• biodiversity;
  • Lepidoptera;
  • Malesia;
  • Sphingidae;
  • South-east Asia;
  • WS2M


  • 1
    The identification of spatial patterns of species richness at regional scales, such as biodiversity hotspots, is complicated in invertebrate taxa (particularly those from tropical regions) by incomplete and biased inventory data. Estimation techniques of regional species richness from incompletely sampled landscapes have recently become available, but their applicability to data from museum collections and local taxonomic checklists has not been investigated.
  • 2
    We use records of sphingid moths in grid cells of 1° latitude and longitude on 14 Malesian islands to estimate the total species richness of these islands, as well as that of the whole archipelago, by five parametric and nonparametric estimation techniques. We compare these values to figures based on GIS-supported estimates of geographical ranges of each species.
  • 3
    Our analyses suggest that the F3 estimator of regional species richness leads to least deviation from the GIS-based estimate, followed by Chao2 and ICE, which are often employed in local comparisons. Overestimation occurred more often than underestimation and estimates of well-sampled islands (with many available grid cells) are less deviant than those of poorly sampled islands.
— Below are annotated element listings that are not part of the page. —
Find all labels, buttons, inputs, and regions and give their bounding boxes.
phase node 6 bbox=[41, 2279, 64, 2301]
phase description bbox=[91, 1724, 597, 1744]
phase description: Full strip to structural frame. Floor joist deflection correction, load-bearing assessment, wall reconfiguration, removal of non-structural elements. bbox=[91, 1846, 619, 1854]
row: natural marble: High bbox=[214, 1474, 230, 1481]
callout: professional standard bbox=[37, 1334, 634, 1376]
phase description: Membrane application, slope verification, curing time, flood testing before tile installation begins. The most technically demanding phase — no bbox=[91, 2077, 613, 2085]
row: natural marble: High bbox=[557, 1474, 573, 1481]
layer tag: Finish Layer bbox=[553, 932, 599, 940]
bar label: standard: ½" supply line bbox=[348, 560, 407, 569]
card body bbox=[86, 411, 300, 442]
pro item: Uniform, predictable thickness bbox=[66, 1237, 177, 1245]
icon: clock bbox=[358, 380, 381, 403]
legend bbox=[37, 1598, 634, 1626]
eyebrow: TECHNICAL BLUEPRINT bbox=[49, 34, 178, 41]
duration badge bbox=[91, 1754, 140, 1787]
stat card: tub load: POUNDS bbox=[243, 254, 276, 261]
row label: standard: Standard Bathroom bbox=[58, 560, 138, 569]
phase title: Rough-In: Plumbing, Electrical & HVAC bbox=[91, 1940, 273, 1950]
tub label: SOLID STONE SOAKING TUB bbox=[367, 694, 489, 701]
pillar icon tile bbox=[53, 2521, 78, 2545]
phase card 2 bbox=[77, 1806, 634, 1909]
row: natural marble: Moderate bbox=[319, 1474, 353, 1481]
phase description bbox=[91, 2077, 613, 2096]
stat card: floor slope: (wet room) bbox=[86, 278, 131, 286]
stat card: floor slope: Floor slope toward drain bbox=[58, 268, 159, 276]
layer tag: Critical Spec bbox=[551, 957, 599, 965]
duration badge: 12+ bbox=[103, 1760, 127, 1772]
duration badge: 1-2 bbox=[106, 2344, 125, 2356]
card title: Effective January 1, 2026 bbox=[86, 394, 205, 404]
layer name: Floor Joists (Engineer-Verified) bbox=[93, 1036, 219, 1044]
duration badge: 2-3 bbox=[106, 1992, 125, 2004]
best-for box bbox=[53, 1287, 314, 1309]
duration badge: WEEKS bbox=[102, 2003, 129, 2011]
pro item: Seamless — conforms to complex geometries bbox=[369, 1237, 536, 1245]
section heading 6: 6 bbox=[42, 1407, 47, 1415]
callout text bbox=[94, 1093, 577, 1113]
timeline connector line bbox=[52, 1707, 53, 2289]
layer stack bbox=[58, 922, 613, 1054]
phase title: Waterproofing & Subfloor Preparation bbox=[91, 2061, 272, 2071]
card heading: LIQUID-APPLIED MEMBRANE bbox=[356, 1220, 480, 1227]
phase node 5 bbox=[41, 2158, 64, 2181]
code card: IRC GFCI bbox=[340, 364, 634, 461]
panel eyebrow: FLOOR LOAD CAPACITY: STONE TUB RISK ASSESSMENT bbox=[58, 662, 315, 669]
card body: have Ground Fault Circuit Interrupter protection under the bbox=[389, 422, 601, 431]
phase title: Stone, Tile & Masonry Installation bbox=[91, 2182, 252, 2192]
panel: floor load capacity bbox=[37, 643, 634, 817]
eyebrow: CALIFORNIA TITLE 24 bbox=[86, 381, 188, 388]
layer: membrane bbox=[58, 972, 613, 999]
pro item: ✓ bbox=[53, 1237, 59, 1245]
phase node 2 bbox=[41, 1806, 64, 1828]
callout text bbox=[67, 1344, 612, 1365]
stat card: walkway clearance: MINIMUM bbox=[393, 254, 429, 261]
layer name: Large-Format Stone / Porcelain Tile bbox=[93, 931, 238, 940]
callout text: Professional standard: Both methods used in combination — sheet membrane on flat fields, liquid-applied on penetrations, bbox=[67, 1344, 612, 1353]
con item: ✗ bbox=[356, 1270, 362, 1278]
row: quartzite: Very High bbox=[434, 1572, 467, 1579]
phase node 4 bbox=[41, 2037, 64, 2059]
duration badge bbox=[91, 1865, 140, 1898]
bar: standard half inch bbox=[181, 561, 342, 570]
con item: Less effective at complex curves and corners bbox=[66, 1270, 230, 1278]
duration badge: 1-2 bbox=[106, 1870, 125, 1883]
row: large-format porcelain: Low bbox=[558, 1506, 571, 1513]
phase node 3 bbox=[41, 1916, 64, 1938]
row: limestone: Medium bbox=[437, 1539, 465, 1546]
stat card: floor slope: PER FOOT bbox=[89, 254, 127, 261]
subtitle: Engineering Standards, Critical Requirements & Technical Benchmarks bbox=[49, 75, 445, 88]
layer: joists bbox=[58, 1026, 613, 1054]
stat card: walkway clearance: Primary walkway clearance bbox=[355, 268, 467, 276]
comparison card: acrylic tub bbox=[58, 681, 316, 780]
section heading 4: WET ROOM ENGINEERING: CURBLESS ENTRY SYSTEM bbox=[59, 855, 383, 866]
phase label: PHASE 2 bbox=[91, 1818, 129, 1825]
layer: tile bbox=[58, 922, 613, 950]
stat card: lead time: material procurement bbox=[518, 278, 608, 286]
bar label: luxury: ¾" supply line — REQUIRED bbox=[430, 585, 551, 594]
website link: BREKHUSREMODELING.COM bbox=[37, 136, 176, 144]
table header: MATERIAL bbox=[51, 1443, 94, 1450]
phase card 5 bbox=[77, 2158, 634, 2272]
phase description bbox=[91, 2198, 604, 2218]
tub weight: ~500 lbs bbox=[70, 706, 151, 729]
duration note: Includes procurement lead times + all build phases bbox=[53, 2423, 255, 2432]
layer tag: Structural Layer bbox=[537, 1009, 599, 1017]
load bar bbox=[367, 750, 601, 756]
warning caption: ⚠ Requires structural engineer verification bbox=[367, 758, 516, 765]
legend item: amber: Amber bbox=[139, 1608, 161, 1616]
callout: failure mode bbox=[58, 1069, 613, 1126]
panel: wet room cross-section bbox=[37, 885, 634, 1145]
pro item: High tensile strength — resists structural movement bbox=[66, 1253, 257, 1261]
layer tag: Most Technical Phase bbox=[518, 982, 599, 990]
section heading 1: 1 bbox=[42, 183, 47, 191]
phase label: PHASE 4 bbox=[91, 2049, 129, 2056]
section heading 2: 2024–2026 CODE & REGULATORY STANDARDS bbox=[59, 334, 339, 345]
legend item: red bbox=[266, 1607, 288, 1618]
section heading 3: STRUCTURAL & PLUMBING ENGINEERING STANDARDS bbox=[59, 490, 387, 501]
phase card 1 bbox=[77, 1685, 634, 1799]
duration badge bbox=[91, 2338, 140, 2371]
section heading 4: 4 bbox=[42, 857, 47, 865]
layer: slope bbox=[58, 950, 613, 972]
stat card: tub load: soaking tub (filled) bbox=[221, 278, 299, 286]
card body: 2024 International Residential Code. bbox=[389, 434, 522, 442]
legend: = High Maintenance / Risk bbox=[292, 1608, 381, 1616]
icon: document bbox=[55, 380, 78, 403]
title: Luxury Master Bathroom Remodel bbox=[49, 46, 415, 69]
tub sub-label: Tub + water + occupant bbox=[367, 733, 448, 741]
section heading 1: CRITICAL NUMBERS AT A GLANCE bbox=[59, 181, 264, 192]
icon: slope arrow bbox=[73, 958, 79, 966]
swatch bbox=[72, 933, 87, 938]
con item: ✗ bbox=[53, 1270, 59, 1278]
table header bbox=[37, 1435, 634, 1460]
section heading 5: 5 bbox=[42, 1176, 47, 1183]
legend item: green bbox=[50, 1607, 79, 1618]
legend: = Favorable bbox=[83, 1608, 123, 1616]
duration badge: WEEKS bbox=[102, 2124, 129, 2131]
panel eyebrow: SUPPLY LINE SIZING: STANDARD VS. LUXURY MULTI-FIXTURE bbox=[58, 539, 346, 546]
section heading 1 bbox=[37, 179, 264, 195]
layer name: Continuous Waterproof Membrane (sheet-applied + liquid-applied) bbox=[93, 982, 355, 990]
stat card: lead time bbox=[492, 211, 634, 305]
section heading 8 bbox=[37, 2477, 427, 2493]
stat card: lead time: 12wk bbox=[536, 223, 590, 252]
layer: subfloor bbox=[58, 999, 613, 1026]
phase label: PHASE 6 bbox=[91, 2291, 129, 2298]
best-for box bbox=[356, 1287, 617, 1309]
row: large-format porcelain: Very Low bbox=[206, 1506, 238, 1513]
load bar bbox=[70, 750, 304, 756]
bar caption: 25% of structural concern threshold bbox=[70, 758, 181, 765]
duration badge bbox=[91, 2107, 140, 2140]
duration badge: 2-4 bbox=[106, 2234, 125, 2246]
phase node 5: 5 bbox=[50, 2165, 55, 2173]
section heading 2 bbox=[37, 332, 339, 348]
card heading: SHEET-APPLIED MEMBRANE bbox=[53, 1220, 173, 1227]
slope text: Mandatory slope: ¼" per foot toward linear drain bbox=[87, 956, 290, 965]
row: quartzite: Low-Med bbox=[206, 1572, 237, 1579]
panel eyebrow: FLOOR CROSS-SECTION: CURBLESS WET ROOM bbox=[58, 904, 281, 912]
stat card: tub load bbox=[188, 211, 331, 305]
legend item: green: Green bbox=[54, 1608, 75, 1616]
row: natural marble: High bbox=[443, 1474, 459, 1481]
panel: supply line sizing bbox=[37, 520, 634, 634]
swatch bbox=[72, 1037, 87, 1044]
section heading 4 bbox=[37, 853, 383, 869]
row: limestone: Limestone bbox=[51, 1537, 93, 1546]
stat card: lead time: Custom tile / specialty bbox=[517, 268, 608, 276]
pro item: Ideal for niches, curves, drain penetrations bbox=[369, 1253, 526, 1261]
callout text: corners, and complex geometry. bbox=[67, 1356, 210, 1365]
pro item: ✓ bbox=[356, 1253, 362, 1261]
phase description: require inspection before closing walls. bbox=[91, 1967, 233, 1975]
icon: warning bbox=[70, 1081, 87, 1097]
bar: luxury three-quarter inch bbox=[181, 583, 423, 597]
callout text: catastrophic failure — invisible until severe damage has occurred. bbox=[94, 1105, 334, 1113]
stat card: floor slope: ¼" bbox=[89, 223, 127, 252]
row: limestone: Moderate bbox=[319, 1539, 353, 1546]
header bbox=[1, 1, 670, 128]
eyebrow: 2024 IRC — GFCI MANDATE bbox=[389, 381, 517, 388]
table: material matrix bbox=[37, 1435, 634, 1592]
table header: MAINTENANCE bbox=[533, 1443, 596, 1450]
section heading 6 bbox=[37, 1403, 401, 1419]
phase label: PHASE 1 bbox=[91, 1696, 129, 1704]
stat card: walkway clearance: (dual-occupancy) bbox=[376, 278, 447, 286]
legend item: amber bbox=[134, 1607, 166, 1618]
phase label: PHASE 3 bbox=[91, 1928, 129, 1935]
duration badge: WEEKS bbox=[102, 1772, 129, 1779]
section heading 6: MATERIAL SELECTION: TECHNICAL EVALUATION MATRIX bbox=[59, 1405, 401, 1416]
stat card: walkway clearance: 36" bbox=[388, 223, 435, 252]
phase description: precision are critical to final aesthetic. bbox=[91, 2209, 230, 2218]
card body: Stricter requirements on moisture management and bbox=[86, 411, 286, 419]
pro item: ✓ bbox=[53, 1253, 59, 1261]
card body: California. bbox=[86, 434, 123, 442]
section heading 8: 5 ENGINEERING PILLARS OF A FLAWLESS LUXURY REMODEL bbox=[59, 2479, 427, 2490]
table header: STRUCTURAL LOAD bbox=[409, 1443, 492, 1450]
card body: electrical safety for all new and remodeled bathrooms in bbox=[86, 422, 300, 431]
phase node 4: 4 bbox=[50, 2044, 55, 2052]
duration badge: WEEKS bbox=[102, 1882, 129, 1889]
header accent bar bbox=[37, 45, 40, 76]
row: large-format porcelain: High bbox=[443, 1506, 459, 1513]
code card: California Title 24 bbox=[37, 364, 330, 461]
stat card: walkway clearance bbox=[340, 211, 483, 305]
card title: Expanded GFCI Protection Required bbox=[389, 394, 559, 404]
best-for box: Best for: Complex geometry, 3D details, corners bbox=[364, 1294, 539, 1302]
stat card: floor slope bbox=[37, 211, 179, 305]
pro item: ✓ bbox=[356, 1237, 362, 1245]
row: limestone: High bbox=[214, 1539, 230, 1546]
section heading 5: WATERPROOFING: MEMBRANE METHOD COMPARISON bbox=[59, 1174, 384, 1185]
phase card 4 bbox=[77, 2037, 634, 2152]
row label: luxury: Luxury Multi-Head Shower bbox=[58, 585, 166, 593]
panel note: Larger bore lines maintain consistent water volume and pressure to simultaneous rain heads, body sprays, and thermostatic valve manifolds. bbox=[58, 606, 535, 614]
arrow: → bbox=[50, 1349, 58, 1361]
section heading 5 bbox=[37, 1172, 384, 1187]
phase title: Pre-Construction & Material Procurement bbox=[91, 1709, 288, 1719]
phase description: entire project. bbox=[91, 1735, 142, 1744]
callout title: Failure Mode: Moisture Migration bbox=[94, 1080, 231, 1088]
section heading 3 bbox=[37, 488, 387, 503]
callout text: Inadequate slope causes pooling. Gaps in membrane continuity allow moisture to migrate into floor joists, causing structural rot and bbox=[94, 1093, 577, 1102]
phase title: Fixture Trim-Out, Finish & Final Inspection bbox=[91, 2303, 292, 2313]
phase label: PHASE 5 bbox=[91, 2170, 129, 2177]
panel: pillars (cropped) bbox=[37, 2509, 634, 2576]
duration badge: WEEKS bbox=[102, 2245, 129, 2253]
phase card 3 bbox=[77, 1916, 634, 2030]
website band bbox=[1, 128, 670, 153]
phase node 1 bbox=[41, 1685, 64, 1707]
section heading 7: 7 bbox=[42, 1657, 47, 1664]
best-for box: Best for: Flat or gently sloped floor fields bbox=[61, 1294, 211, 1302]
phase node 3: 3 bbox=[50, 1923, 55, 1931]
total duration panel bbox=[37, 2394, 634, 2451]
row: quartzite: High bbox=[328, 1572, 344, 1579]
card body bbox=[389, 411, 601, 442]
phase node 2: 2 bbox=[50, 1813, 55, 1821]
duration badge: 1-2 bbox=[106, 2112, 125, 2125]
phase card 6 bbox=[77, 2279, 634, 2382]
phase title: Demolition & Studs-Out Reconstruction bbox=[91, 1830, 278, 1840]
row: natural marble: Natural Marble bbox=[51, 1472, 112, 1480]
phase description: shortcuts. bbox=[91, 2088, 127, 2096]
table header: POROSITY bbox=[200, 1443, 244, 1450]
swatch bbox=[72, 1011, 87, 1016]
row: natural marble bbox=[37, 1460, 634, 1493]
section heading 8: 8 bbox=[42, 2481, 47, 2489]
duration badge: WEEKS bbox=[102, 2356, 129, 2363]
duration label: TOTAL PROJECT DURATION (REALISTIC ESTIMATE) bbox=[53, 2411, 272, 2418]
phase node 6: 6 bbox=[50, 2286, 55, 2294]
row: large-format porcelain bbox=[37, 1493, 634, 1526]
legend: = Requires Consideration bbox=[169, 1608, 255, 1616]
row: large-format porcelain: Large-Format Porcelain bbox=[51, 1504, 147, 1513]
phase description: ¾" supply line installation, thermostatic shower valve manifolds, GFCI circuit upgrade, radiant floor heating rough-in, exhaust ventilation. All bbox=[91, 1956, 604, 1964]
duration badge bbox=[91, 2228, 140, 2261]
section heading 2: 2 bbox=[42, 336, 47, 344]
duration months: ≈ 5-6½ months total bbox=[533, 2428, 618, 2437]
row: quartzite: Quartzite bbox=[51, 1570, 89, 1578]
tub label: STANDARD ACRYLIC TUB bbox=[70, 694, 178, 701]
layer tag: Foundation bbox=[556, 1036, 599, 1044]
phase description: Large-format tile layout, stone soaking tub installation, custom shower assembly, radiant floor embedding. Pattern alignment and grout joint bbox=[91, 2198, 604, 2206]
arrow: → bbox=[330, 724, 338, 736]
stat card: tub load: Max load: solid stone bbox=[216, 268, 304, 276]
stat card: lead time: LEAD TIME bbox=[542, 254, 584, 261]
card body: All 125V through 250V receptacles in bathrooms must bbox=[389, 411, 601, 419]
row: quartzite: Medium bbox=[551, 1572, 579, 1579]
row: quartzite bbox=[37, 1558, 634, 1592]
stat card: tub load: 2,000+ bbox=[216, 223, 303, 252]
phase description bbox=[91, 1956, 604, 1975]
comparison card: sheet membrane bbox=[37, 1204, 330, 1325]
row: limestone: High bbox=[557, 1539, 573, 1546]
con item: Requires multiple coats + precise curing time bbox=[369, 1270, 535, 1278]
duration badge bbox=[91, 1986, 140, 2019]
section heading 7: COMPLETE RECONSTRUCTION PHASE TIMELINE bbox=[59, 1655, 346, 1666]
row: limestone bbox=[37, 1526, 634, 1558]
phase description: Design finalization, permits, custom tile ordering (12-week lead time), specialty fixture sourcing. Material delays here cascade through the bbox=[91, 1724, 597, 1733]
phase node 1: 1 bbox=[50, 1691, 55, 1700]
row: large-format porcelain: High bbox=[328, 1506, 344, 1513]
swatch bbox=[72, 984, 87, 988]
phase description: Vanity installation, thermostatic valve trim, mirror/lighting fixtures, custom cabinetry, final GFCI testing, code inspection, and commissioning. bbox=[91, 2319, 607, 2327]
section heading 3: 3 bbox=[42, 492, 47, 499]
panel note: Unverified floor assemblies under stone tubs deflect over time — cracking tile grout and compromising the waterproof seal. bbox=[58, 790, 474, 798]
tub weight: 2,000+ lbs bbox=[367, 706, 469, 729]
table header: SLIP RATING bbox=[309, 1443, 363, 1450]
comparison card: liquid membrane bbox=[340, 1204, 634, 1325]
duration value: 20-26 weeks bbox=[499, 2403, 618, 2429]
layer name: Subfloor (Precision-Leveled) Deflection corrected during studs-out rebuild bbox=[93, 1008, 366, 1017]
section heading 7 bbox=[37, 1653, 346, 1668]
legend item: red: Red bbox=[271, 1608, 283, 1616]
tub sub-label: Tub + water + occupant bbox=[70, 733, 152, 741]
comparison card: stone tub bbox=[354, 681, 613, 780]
We did not obtain conclusive results as to whether strongly undersampled grid cells are better excluded from an analysis (at the cost of reduced grid cell number) or not.
  • 4
    Synthesis and applications. In agreement with some previously published assessments, we conclude that the F3 estimator has the greatest potential for predicting regional species richness in partially sampled landscapes. Sample-based methods for estimating regional species richness can provide an alternative to the much more work-intensive geographical modelling of species distributions, which may facilitate the inclusion of tropical invertebrate groups in documenting global diversity patterns. However, under conditions of incomplete, non-systematic sampling, which is typical for museum and checklist data, errors can still be large, particularly if the number of sampling units (e.g. grid cells) is low. Estimation values should not be interpreted uncritically when the data conditions that lead to biased values are not precisely defined.